Ainda, por ficar desgostoso e envergonhado com o “ultraje”, de Guida, ao retornar sem marido e grávida para casa, o pai passa a esconder as filhas uma da outra: esconde Guida de Eurídice mentindo que ela jamais voltou, e esconde Eurídice de Guida mentindo que ela seguiu seu sonho de estudar no conservatório de piano em Viena.

Mais absurdo que isso – pois é, piora! – é o fato das cartas que Guida envia para a casa da família, remetidas a Eurídice, serem escondidas e nunca serem entregues. Cartas como um desabafo de sua vida, que chegam nas mãos de Eurídice apenas em sua velhice, emocionalmente interpretada por Fernanda Montenegro, quando se torna viúva, escondidas primeiro pelo pai e depois pelo marido.

Nessa sociedade conservadora, as personagens femininas refletem o quão invisíveis as mulheres eram nessa época. Em sua maioria fadadas a serem submissas de relacionamentos arranjados, dependentes de uma figura masculina para realizar qualquer coisa e vivendo uma vida sem amor. Um exemplo é a situação em que Guida, ao ser uma mãe solteira, passa por dificuldades em tirar documentos para o filho, pela dependência da assinatura de um pai ausente que vive em outro país. Um requisito completamente desnecessário das leis da época, uma vez que deveria permitir com a simples assinatura de um responsável, que nesse caso é a mãe.

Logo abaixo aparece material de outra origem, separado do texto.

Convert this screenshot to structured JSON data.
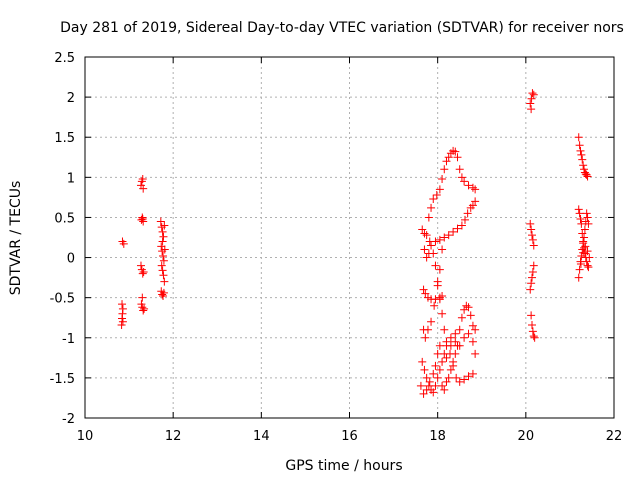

Guida representa o sofrimento de inúmeras mães solteiras da época que precisavam se virar com frustrações e dificuldades para cuidar um filho e cuidar de si mesma. A falta de informação e o regime familiar da época também é refletido diretamente no sofrimento da vida dela. Assim como da irmã Eurídice, que ao se tornar a “dona de casa exemplar”, reflete em seu olhar atitudes de desespero no desejo de reencontrar Guida, cujas cartas estavam o tempo todo escondidas pelo pai e pelo marido.

É devastador ver as duas irmãs envelhecendo e desistindo de seus sonhos individuais para viver uma vida em silêncio, unicamente para a família, mas de forma triste e sem se verem nunca mais. Elas não puderam ser donas de suas próprias vidas. Temos que ser muitos gratos nos dias atuais por termos inúmeros recursos de comunicação com pessoas do mundo todo e por poder estar perto e viver com essas pessoas. Este filme deixa uma sensação dolorida perante aos anos de desencontros das irmãs. Um conselho que damos a você leitor é: se há alguém que você tem carinho e não fala a muito tempo, mande um “oi”, marque um café, etc. Se não for possível, pelo menos diga um “eu gosto de você, tenha um bom dia!”. E se há familiares que tenha havido alguma desavença do passado, converse, perdoe. Não deixe a vida passar e o contato se perder.

“As melhores coisas da vida não são coisas, são pessoas. São os momentos que passamos juntos, um olhar, uma palavra, um abraço. Um pôr do sol em excelente companhia. Uma conversa interminável, ou aquele silêncio que diz tudo.”.

Via site Cartas de Carolina.

Como nota, o filme conquista a quantia de 3,5 cookies melancólicos pelas reflexões geradas.